Ausgabe 01 2017

Datenflut Daten schlafen niemals

Früher war alles besser? Von wegen. Heute funktioniert so einiges schneller und unkomplizierter. pay hat recherchiert.

Früher war alles besser? Von wegen. Heute funktioniert so einiges schneller und unkomplizierter. pay hat recherchiert.
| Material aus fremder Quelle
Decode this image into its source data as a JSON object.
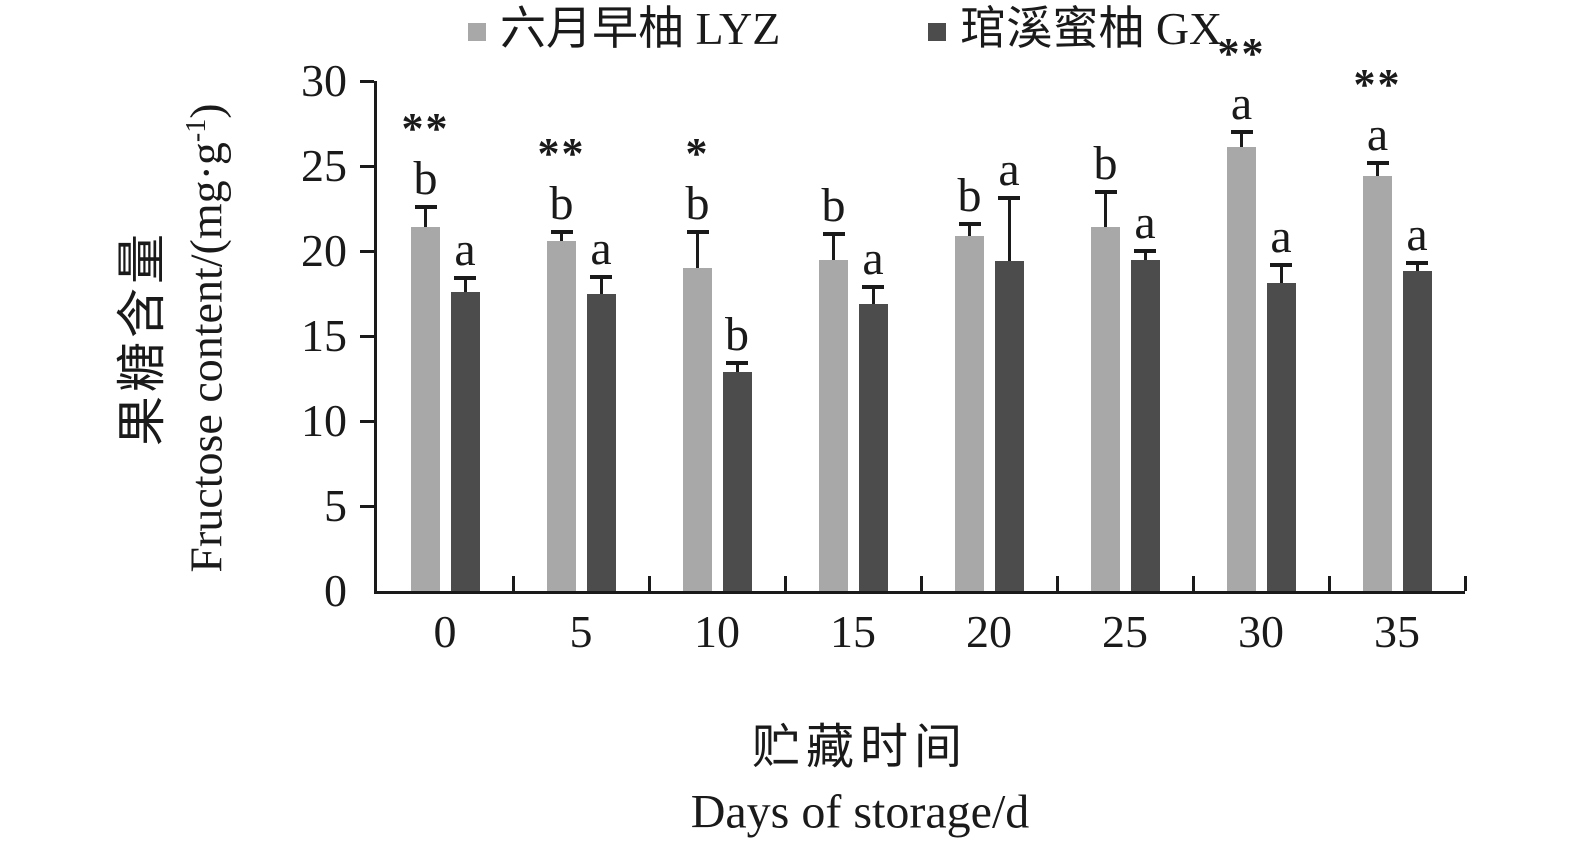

Kommunikation - Ist da jemand?
Im 15. Jahrhundert dauerte es rund fünfeinhalb Tage, um einen Brief beispielsweise von Brüssel nach Innsbruck zu überbringen. Nicht gerade schnell. Nach den Postkutschen kamen die Postautos. Das erste Postauto fuhr 1906 zwischen Bern und Detligen. Richtig fix ging das Kommunizieren ab 1971. Da wurde die erste E-Mail verschickt. Heute werden minütlich weltweit rund 204 Millionen E-Mails geschickt, an die sieben Millionen Snapchat-Videos geschaut, 216.000 Fotos via Facebook und 10.000 Tweets mit Emojis geteilt.

Bezahlen - Money, Money, Money
Im 18. Jahrhundert wurde Bargeld noch mit Postkutschen transportiert. Mit der Wirtschaftskrise von 1907 ging dann in Deutschland die Einführung des bargeldlosen Zahlens einher. Richtig interessant wurde es 1950, als Kreditkarten auf den Markt kamen. Mit ihnen konnte man anfangs aber nur in 27 Restaurants zahlen. Heute ist diese Art von bargeldlosem Zahlen zum Alltag geworden. In Deutschland besitzen über 34 Millionen Menschen eine Kreditkarte.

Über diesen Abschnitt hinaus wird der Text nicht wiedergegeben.